В отличие от сторонников рассмотрения истории как формы памяти, Ассман устойчиво сохраняет разведение истории и памяти, следуя здесь за Хальбваксом: история влияет на память (как, например, на социальную память способно повлиять содержание научных исследований, побуждая акцентировать одни моменты, получающие ценность и наделяемые значением с точки зрения современной историографии, – и отводя на второй план или вытесняя память, не получающую научной санкции[11]), равно как память побуждает к историческому исследованию, мотивирует выбор конкретных проблем и сюжетов, однако «история» – иной способ работы с прошлым, то, что способно проблематизировать память, с чем память может быть соотнесена и оспорена.

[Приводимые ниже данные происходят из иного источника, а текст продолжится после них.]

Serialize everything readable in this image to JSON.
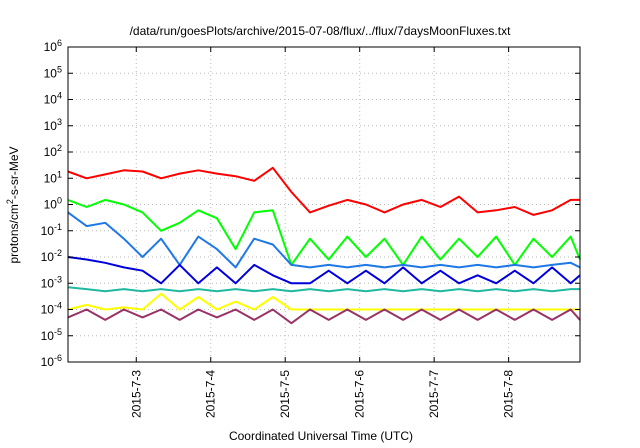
{
  "chart_data": {
    "type": "line",
    "title": "/data/run/goesPlots/archive/2015-07-08/flux/../flux/7daysMoonFluxes.txt",
    "xlabel": "Coordinated Universal Time (UTC)",
    "ylabel": {
      "base": "protons/cm",
      "sup": "2",
      "rest": "-s-sr-MeV"
    },
    "y_scale": "log",
    "ylim": [
      1e-06,
      1000000.0
    ],
    "y_ticks": [
      {
        "value": 1e-06,
        "base": "10",
        "exp": "-6"
      },
      {
        "value": 1e-05,
        "base": "10",
        "exp": "-5"
      },
      {
        "value": 0.0001,
        "base": "10",
        "exp": "-4"
      },
      {
        "value": 0.001,
        "base": "10",
        "exp": "-3"
      },
      {
        "value": 0.01,
        "base": "10",
        "exp": "-2"
      },
      {
        "value": 0.1,
        "base": "10",
        "exp": "-1"
      },
      {
        "value": 1,
        "base": "10",
        "exp": "0"
      },
      {
        "value": 10,
        "base": "10",
        "exp": "1"
      },
      {
        "value": 100,
        "base": "10",
        "exp": "2"
      },
      {
        "value": 1000,
        "base": "10",
        "exp": "3"
      },
      {
        "value": 10000,
        "base": "10",
        "exp": "4"
      },
      {
        "value": 100000,
        "base": "10",
        "exp": "5"
      },
      {
        "value": 1000000,
        "base": "10",
        "exp": "6"
      }
    ],
    "xlim": [
      "2015-07-02 02:00",
      "2015-07-08 23:00"
    ],
    "x_ticks": [
      "2015-7-3",
      "2015-7-4",
      "2015-7-5",
      "2015-7-6",
      "2015-7-7",
      "2015-7-8"
    ],
    "grid": true,
    "legend": "none",
    "series": [
      {
        "color": "#ff0000",
        "x": [
          "2015-07-02 02:00",
          "2015-07-02 08:00",
          "2015-07-02 14:00",
          "2015-07-02 20:00",
          "2015-07-03 02:00",
          "2015-07-03 08:00",
          "2015-07-03 14:00",
          "2015-07-03 20:00",
          "2015-07-04 02:00",
          "2015-07-04 08:00",
          "2015-07-04 14:00",
          "2015-07-04 20:00",
          "2015-07-05 02:00",
          "2015-07-05 08:00",
          "2015-07-05 14:00",
          "2015-07-05 20:00",
          "2015-07-06 02:00",
          "2015-07-06 08:00",
          "2015-07-06 14:00",
          "2015-07-06 20:00",
          "2015-07-07 02:00",
          "2015-07-07 08:00",
          "2015-07-07 14:00",
          "2015-07-07 20:00",
          "2015-07-08 02:00",
          "2015-07-08 08:00",
          "2015-07-08 14:00",
          "2015-07-08 20:00",
          "2015-07-08 23:00"
        ],
        "y": [
          18,
          10,
          14,
          20,
          18,
          10,
          15,
          20,
          15,
          12,
          8,
          25,
          3,
          0.5,
          0.9,
          1.5,
          1,
          0.5,
          1,
          1.5,
          0.8,
          2,
          0.5,
          0.6,
          0.8,
          0.4,
          0.6,
          1.5,
          1.5
        ]
      },
      {
        "color": "#00ff00",
        "x": [
          "2015-07-02 02:00",
          "2015-07-02 08:00",
          "2015-07-02 14:00",
          "2015-07-02 20:00",
          "2015-07-03 02:00",
          "2015-07-03 08:00",
          "2015-07-03 14:00",
          "2015-07-03 20:00",
          "2015-07-04 02:00",
          "2015-07-04 08:00",
          "2015-07-04 14:00",
          "2015-07-04 20:00",
          "2015-07-05 02:00",
          "2015-07-05 08:00",
          "2015-07-05 14:00",
          "2015-07-05 20:00",
          "2015-07-06 02:00",
          "2015-07-06 08:00",
          "2015-07-06 14:00",
          "2015-07-06 20:00",
          "2015-07-07 02:00",
          "2015-07-07 08:00",
          "2015-07-07 14:00",
          "2015-07-07 20:00",
          "2015-07-08 02:00",
          "2015-07-08 08:00",
          "2015-07-08 14:00",
          "2015-07-08 20:00",
          "2015-07-08 23:00"
        ],
        "y": [
          1.5,
          0.8,
          1.5,
          1,
          0.5,
          0.1,
          0.2,
          0.6,
          0.3,
          0.02,
          0.5,
          0.6,
          0.005,
          0.05,
          0.008,
          0.06,
          0.01,
          0.05,
          0.005,
          0.06,
          0.008,
          0.05,
          0.01,
          0.06,
          0.005,
          0.05,
          0.01,
          0.06,
          0.008
        ]
      },
      {
        "color": "#1e78e6",
        "x": [
          "2015-07-02 02:00",
          "2015-07-02 08:00",
          "2015-07-02 14:00",
          "2015-07-02 20:00",
          "2015-07-03 02:00",
          "2015-07-03 08:00",
          "2015-07-03 14:00",
          "2015-07-03 20:00",
          "2015-07-04 02:00",
          "2015-07-04 08:00",
          "2015-07-04 14:00",
          "2015-07-04 20:00",
          "2015-07-05 02:00",
          "2015-07-05 08:00",
          "2015-07-05 14:00",
          "2015-07-05 20:00",
          "2015-07-06 02:00",
          "2015-07-06 08:00",
          "2015-07-06 14:00",
          "2015-07-06 20:00",
          "2015-07-07 02:00",
          "2015-07-07 08:00",
          "2015-07-07 14:00",
          "2015-07-07 20:00",
          "2015-07-08 02:00",
          "2015-07-08 08:00",
          "2015-07-08 14:00",
          "2015-07-08 20:00",
          "2015-07-08 23:00"
        ],
        "y": [
          0.5,
          0.15,
          0.2,
          0.05,
          0.01,
          0.05,
          0.005,
          0.06,
          0.02,
          0.004,
          0.05,
          0.03,
          0.005,
          0.004,
          0.005,
          0.004,
          0.005,
          0.004,
          0.005,
          0.004,
          0.005,
          0.004,
          0.005,
          0.004,
          0.005,
          0.004,
          0.005,
          0.006,
          0.004
        ]
      },
      {
        "color": "#0000dd",
        "x": [
          "2015-07-02 02:00",
          "2015-07-02 08:00",
          "2015-07-02 14:00",
          "2015-07-02 20:00",
          "2015-07-03 02:00",
          "2015-07-03 08:00",
          "2015-07-03 14:00",
          "2015-07-03 20:00",
          "2015-07-04 02:00",
          "2015-07-04 08:00",
          "2015-07-04 14:00",
          "2015-07-04 20:00",
          "2015-07-05 02:00",
          "2015-07-05 08:00",
          "2015-07-05 14:00",
          "2015-07-05 20:00",
          "2015-07-06 02:00",
          "2015-07-06 08:00",
          "2015-07-06 14:00",
          "2015-07-06 20:00",
          "2015-07-07 02:00",
          "2015-07-07 08:00",
          "2015-07-07 14:00",
          "2015-07-07 20:00",
          "2015-07-08 02:00",
          "2015-07-08 08:00",
          "2015-07-08 14:00",
          "2015-07-08 20:00",
          "2015-07-08 23:00"
        ],
        "y": [
          0.01,
          0.008,
          0.006,
          0.004,
          0.003,
          0.001,
          0.005,
          0.001,
          0.004,
          0.001,
          0.005,
          0.002,
          0.001,
          0.001,
          0.003,
          0.001,
          0.003,
          0.001,
          0.004,
          0.001,
          0.003,
          0.001,
          0.002,
          0.001,
          0.003,
          0.001,
          0.004,
          0.001,
          0.002
        ]
      },
      {
        "color": "#20b8a0",
        "x": [
          "2015-07-02 02:00",
          "2015-07-02 08:00",
          "2015-07-02 14:00",
          "2015-07-02 20:00",
          "2015-07-03 02:00",
          "2015-07-03 08:00",
          "2015-07-03 14:00",
          "2015-07-03 20:00",
          "2015-07-04 02:00",
          "2015-07-04 08:00",
          "2015-07-04 14:00",
          "2015-07-04 20:00",
          "2015-07-05 02:00",
          "2015-07-05 08:00",
          "2015-07-05 14:00",
          "2015-07-05 20:00",
          "2015-07-06 02:00",
          "2015-07-06 08:00",
          "2015-07-06 14:00",
          "2015-07-06 20:00",
          "2015-07-07 02:00",
          "2015-07-07 08:00",
          "2015-07-07 14:00",
          "2015-07-07 20:00",
          "2015-07-08 02:00",
          "2015-07-08 08:00",
          "2015-07-08 14:00",
          "2015-07-08 20:00",
          "2015-07-08 23:00"
        ],
        "y": [
          0.0007,
          0.0006,
          0.0005,
          0.0006,
          0.0005,
          0.0006,
          0.0005,
          0.0006,
          0.0005,
          0.0006,
          0.0005,
          0.0006,
          0.0005,
          0.0006,
          0.0005,
          0.0006,
          0.0005,
          0.0006,
          0.0005,
          0.0006,
          0.0005,
          0.0006,
          0.0005,
          0.0006,
          0.0005,
          0.0006,
          0.0005,
          0.0006,
          0.0006
        ]
      },
      {
        "color": "#ffff00",
        "x": [
          "2015-07-02 02:00",
          "2015-07-02 08:00",
          "2015-07-02 14:00",
          "2015-07-02 20:00",
          "2015-07-03 02:00",
          "2015-07-03 08:00",
          "2015-07-03 14:00",
          "2015-07-03 20:00",
          "2015-07-04 02:00",
          "2015-07-04 08:00",
          "2015-07-04 14:00",
          "2015-07-04 20:00",
          "2015-07-05 02:00",
          "2015-07-05 08:00",
          "2015-07-05 14:00",
          "2015-07-05 20:00",
          "2015-07-06 02:00",
          "2015-07-06 08:00",
          "2015-07-06 14:00",
          "2015-07-06 20:00",
          "2015-07-07 02:00",
          "2015-07-07 08:00",
          "2015-07-07 14:00",
          "2015-07-07 20:00",
          "2015-07-08 02:00",
          "2015-07-08 08:00",
          "2015-07-08 14:00",
          "2015-07-08 20:00",
          "2015-07-08 23:00"
        ],
        "y": [
          0.0001,
          0.00015,
          0.0001,
          0.00012,
          0.0001,
          0.0004,
          0.0001,
          0.0003,
          0.0001,
          0.0002,
          0.0001,
          0.0003,
          0.0001,
          0.0001,
          0.0001,
          0.0001,
          0.0001,
          0.0001,
          0.0001,
          0.0001,
          0.0001,
          0.0001,
          0.0001,
          0.0001,
          0.0001,
          0.0001,
          0.0001,
          0.0001,
          0.0001
        ]
      },
      {
        "color": "#993366",
        "x": [
          "2015-07-02 02:00",
          "2015-07-02 08:00",
          "2015-07-02 14:00",
          "2015-07-02 20:00",
          "2015-07-03 02:00",
          "2015-07-03 08:00",
          "2015-07-03 14:00",
          "2015-07-03 20:00",
          "2015-07-04 02:00",
          "2015-07-04 08:00",
          "2015-07-04 14:00",
          "2015-07-04 20:00",
          "2015-07-05 02:00",
          "2015-07-05 08:00",
          "2015-07-05 14:00",
          "2015-07-05 20:00",
          "2015-07-06 02:00",
          "2015-07-06 08:00",
          "2015-07-06 14:00",
          "2015-07-06 20:00",
          "2015-07-07 02:00",
          "2015-07-07 08:00",
          "2015-07-07 14:00",
          "2015-07-07 20:00",
          "2015-07-08 02:00",
          "2015-07-08 08:00",
          "2015-07-08 14:00",
          "2015-07-08 20:00",
          "2015-07-08 23:00"
        ],
        "y": [
          5e-05,
          0.0001,
          4e-05,
          0.0001,
          5e-05,
          0.0001,
          4e-05,
          0.0001,
          5e-05,
          0.0001,
          4e-05,
          0.0001,
          3e-05,
          0.0001,
          4e-05,
          0.0001,
          4e-05,
          0.0001,
          4e-05,
          0.0001,
          4e-05,
          0.0001,
          4e-05,
          0.0001,
          4e-05,
          0.0001,
          4e-05,
          0.0001,
          4e-05
        ]
      }
    ]
  }
}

Собственно, работа Ассман демонстрирует приверженность базовым положениям Хальбвакса – в том числе и к понятию «коллективной памяти», чему способствует упразднение категории «„ложного сознания“, которая всегда исключает из рассмотрения самого аналитика, ибо его предметом служит как мышление других, так и собственное. Понимание того, что образы и символы конструировались ранее и продолжают конструироваться теперь, не становится автоматически доказательством их „фиктивного“, „поддельного“, манипулятивного характера, ибо статус „сконструированности“ (давней или недавней) распространяется на все культурные артефакты» (стр. 28).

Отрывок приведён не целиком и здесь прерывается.